Folks, Prepare Your Environment for the Holidays!

Happy Thanksgiving, folks!

In today’s HOW-TOs edition, I would like to encourage you to prepare your environment for the holiday weekend if you haven’t done so yet. A nice way to keep an eye on your infrastructure is to set up an alerting system for you to be alarmed via email if an unexpected event occurs. One way to configure proactive monitoring is to attach a task to an Event ID in Windows Event Viewer and tell Windows to send you an email every time that Event ID occurs.
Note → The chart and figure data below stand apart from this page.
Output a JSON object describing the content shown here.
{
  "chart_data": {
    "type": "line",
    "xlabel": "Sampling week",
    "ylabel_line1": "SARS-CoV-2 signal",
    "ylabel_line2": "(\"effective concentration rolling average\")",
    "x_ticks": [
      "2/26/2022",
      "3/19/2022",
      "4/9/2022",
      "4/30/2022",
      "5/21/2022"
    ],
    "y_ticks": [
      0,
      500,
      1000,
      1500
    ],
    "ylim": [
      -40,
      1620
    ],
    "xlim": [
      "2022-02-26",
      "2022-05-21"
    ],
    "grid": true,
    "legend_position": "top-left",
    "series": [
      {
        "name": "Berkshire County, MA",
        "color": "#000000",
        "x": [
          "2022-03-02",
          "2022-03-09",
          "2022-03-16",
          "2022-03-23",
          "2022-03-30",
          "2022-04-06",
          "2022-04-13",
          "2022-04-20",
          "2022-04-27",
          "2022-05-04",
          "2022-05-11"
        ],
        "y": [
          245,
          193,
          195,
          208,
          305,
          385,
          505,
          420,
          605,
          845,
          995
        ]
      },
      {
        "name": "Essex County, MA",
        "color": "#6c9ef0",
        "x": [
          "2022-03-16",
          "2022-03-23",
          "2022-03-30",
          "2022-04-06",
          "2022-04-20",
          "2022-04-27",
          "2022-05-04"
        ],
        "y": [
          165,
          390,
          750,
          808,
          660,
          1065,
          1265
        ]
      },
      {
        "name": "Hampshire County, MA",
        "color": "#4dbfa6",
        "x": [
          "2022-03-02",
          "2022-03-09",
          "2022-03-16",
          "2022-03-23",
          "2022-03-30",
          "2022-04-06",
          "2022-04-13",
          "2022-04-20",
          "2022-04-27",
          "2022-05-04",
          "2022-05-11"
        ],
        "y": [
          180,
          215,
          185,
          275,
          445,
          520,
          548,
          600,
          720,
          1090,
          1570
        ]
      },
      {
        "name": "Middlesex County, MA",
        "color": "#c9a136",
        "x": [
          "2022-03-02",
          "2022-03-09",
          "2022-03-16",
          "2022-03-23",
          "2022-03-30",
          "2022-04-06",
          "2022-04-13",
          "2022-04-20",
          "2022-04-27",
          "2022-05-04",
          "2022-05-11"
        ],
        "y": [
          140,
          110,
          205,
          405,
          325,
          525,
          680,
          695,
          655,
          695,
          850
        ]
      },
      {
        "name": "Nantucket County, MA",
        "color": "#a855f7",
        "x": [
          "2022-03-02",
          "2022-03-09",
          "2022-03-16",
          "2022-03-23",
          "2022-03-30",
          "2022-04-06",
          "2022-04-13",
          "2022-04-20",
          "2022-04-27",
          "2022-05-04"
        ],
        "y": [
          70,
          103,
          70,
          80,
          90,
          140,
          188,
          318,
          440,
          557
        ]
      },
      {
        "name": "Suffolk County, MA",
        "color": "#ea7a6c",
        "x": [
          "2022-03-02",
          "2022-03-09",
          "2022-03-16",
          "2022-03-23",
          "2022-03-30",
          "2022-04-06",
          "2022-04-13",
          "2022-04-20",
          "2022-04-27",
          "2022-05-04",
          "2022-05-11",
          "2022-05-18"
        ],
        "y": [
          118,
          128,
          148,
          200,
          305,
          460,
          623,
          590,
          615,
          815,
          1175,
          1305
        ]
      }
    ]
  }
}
Here is a list of IDs with context from sources “StreamService,” “StreamProcess” and “Service Control Manager” that may serve you well when it comes to your PVS servers.

Application Log:

1. Event ID 1 – PVS Stream Service STARTED. <Information>

2. Event ID 101 – Unable to contact Citrix license server. <Error>

3. Event ID 107 – Licensing grace period expired. <Error>

4. Event ID 11 – DBAccess error. <Error>

5. Event ID 11 (again) – StreamProcess IP <IP:Port> is disconnected or non-functional. <Error>

System Log:

1. Event ID 7036 – The Citrix PVS Stream Service service entered in a stopping state. <Information>

2. Event ID 7034 – The Citrix PVS Stream Service service terminated unexpectedly. <Error>

For PVS targets, I recommend setting up an alert for any errors in the Event Viewer from source “Bnistack” as those normally point to retries and/or network disconnections. If you want to take it a step further, visit John Howard’s blog from Microsoft Technet for additional scripting techniques to get the most information from Windows Event Viewer via email alerts.

And last but not least, feel free to leverage WER (Windows Error Reporting) to generate crash dumps across the board or on a per-application basis whenever a relevant process decides to crash, find instructions HERE.

OK, everyone. The turkey is waiting! 🙂 Enjoy a safe weekend!